Boasberg: Manual’s shortcomings are my responsibility

Denver’s superintendent took full responsibility for the lackluster academic performance at a high school the district once promised would be the envy of reform efforts across the nation.

“I own all of it,” Tom Boasberg said in an interview with Chalkbeat Colorado. “I’m the leader of the school district. And Manual’s shortcomings are my responsibility.”

Manual High School, deemed failing in 2006, had a brief academic renaissance after a dramatic re-boot in 2007. But last year, Manual was ranked Denver Public Schools lowest-performing high school after freshmen and sophomores posted historically low results on state standardize tests. By some measures, the school’s academic performance is worse than before the school was shuttered.

Earlier this month, Chalkbeat Colorado published a series of articles about Manual, a school that serves mostly poor and minority students, detailing the well-intentioned reform efforts that often went awry.

Late last week, Manual’s leader Brian Dale, the third since the school re-opened, was fired after he refused to resign his principalship and take another position within the district, said DPS board member Landri Taylor.

Boasberg declined to comment on Dale’s exit, but said, “We were concerned that some of those critical success factors weren’t as strong as they needed to be. And we weren’t seeing fast enough progress toward those success factors.”

Manual, the first school that was re-booted in Denver’s modern reform movement, has been a learning experience for Boasberg.

Without naming Dale or any of the specific circumstances that have lead Manual and the district to this moment, Boasberg addressed some of the lessons he’s learned: “In a turnaround school situation it’s very important to have an experienced — a proven — school leader, that the district needs to be better and more thoughtful about its supports for its schools including providing key flexibilities for our schools. And that, when we are doing a turnaround school, its very important to have more time to plan for the opening of that school to get it right from the beginning.”

Boasberg also declined to compare Dale to his successor, Don Roy, who was most recently principal of Hill Campus of the Arts Middle School.

“I’m not going to get into a comparison about individuals,” Boasberg said. “But, I think it’s fair to say, the key to success for every school leader is really having a strong set of teachers who work very well together as a team, and having clear and high expectations around what’s necessary for kids, making sure kids really understand and appreciate the expectations adults have for them, having a very clear and intentional culture, and making sure teachers are getting the kind of feedback and coaching they need to grow as teachers.”

Members of the Manual community have been skeptical of the transition.

One parent, Nina Adams, said of Dale, “That man had love for this community — this school.
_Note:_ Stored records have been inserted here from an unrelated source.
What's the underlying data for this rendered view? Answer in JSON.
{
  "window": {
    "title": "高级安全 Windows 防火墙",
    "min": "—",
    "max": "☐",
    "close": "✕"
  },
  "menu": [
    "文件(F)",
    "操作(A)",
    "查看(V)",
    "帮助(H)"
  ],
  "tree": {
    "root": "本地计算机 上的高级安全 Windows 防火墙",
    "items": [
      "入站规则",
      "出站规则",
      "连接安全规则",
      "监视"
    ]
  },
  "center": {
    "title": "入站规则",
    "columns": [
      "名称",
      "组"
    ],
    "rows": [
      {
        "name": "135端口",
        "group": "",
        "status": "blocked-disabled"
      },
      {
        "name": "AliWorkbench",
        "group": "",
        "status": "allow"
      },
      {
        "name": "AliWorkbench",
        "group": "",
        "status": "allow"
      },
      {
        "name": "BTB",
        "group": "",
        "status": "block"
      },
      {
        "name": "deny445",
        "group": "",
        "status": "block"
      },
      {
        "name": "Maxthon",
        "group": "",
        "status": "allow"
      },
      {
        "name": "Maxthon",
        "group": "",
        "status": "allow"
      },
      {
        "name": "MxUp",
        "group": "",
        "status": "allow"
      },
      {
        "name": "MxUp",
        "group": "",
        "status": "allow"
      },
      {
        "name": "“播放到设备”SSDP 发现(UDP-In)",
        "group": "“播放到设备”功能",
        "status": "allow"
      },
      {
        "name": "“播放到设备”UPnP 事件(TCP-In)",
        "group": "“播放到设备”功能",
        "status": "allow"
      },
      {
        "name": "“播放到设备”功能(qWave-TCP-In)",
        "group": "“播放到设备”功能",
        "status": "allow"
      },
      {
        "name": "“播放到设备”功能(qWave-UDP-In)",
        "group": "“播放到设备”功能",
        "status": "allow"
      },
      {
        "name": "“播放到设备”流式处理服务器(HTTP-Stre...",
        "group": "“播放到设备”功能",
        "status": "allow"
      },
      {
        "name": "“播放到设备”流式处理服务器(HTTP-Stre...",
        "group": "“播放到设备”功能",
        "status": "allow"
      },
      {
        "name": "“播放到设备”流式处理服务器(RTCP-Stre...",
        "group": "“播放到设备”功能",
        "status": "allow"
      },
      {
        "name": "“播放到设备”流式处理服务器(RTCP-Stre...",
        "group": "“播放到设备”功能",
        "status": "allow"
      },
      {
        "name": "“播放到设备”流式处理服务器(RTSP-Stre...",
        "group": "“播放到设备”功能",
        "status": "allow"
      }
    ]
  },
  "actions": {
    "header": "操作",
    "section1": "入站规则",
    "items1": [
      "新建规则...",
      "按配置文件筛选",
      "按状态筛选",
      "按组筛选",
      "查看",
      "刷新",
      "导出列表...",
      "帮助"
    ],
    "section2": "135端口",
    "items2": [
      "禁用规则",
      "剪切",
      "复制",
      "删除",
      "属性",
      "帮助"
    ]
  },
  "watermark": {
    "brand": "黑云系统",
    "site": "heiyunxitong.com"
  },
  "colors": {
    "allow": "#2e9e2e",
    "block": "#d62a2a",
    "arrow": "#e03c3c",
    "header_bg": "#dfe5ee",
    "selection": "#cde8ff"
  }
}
It’s like taking away our heart.”

Precise details on Manual’s future are still unknown. However, the school will not be shut down again, and the district is planning a number of meetings between students, parents and community members in the coming weeks, Boasberg said.

“Are there programmatic changes or improvements [that can be made]? Those questions should be on the table,” Boasberg said.

But the level of interaction between the school — which is allowed to make its own budget, hire its own teachers and design its own curriculum because of an “innovation agreement” — and the district is likely to increase.

“It’s extraordinarily important to have very strong support and [collaboration] with school leaders in our schools,” Boasberg said.

Boasberg said the district’s intervention and next steps will be based on “a lot of evidence and a lot of experience on what works best in schools and what doesn’t work in schools.”

CEO of the education advocacy organization A+ Denver Van Schoales said the district was right to take action.

“I wish that they had done this in the fall,” Schoales said. “They had the data they needed. In order to really stop the bleeding, they’re going to need to have amazing instructional coaches. The district needs to provide an extra level of resources above and beyond anything they’ve done in the past.”